Şimşek mor-siyahtı. İlkel Evrende, Kıyamet Gök Gürültüsü Felaketi adında genel bir adı vardı! Bu, bir Kaotik Azizin bile hafifçe dokunmayacağı bir sıkıntıydı. Xiayi İlahi İmparatorunun aştığı Gök Tanrısı Sıkıntısı ile karşılaştırıldığında, bu sayısız kez daha güçlüydü. Bu aynı zamanda Bu Fang’ın gücünü de gösterdi.
Bir sonraki an, sayısız şimşek askeri, canavarca öldürme arzusuyla dolu gök gürültüsü bulutlarının arasından fırladı. Hepsi ilahi silahlarla donanmış ve yıldırım zırhı giymişlerdi. Bazıları savaş arabalarındaydı, bazıları ise yıldırım ejderhalarına biniyordu.

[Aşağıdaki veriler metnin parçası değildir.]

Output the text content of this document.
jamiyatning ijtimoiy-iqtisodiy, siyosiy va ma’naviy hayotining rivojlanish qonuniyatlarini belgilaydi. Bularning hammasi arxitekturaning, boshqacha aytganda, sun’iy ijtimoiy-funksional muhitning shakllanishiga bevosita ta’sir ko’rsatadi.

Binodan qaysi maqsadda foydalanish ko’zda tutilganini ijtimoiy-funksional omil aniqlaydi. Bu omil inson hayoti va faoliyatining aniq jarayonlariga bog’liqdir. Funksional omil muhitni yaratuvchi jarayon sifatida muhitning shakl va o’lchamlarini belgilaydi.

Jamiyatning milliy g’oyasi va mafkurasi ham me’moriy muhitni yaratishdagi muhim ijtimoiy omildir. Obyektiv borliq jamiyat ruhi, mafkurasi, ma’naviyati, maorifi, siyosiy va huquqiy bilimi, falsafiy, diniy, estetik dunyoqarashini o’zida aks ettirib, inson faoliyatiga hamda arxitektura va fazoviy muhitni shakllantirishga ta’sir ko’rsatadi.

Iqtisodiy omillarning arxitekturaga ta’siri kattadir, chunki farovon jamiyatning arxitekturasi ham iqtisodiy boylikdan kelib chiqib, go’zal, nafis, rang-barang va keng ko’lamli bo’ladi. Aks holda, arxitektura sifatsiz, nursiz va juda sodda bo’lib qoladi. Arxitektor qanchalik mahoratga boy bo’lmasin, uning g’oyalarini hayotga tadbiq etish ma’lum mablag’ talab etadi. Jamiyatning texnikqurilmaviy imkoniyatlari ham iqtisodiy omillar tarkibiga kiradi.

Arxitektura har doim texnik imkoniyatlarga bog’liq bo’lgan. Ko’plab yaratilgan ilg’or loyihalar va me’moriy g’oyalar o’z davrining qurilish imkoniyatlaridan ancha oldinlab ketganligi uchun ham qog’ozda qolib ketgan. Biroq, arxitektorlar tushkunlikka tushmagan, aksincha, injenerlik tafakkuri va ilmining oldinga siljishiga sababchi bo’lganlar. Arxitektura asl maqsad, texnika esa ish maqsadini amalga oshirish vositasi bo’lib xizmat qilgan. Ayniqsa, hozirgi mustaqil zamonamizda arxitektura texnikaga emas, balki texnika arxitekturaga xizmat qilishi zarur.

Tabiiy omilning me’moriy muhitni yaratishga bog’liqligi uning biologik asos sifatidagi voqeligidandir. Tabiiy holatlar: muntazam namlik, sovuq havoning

Bir anda, Bu Fang’ın üzerine ezici bir baskı indi ve evreni sırtında taşıyormuş gibi hissetmesine neden oldu.
Mu Hongzi ve diğerleri çoktan uzaklara çekilmişlerdi. Bu sıkıntıya hafifçe dokunmaya cesaret edemediler. Eğer olaya karışırlarsa, şimşek onları anında toza dönüştürürdü.
Bu yıldırım cezasının gücüne hafifçe dayanabilen Mu Hongzi dışında, orada bulunan herkes ona dokundukları anda anında parçalanacak ve hatta ruhları bile yok olacaktı.
O anda, Bu Fang bir yıldırım denizi ve binlerce yıldırım askeriyle karşı karşıyaydı!
Birdenbire gülmeye başladı ve gözleri parladı. Vermilyon Cübbesine bürünmüştü, sol elinde Ejderha Kemiği Mutfak Bıçağı ve sağ elinde Qilin Göç Kepçesi tutuyordu, ayakları Beyaz Kaplan Cennet Sobasının üzerinde ve başının üzerinde Kara Kaplumbağa Takımyıldızı Wok’u vardı. Çok neşeli görünüyordu.
1
Peki ya bir Kıyamet Gök Gürültüsü Sıkıntısı ile karşı karşıyaysa? Peki ya Gök Tanrıları onu gözetliyorsa? Peki ya Yasalar tarafından baskı görüyorsa? Hepsini ezecekti!
Bunu akılda tutarak, Bu Fang kahkahalara boğuldu ve yıldırım denizine ve sayısız yıldırım askerine doğru koştu.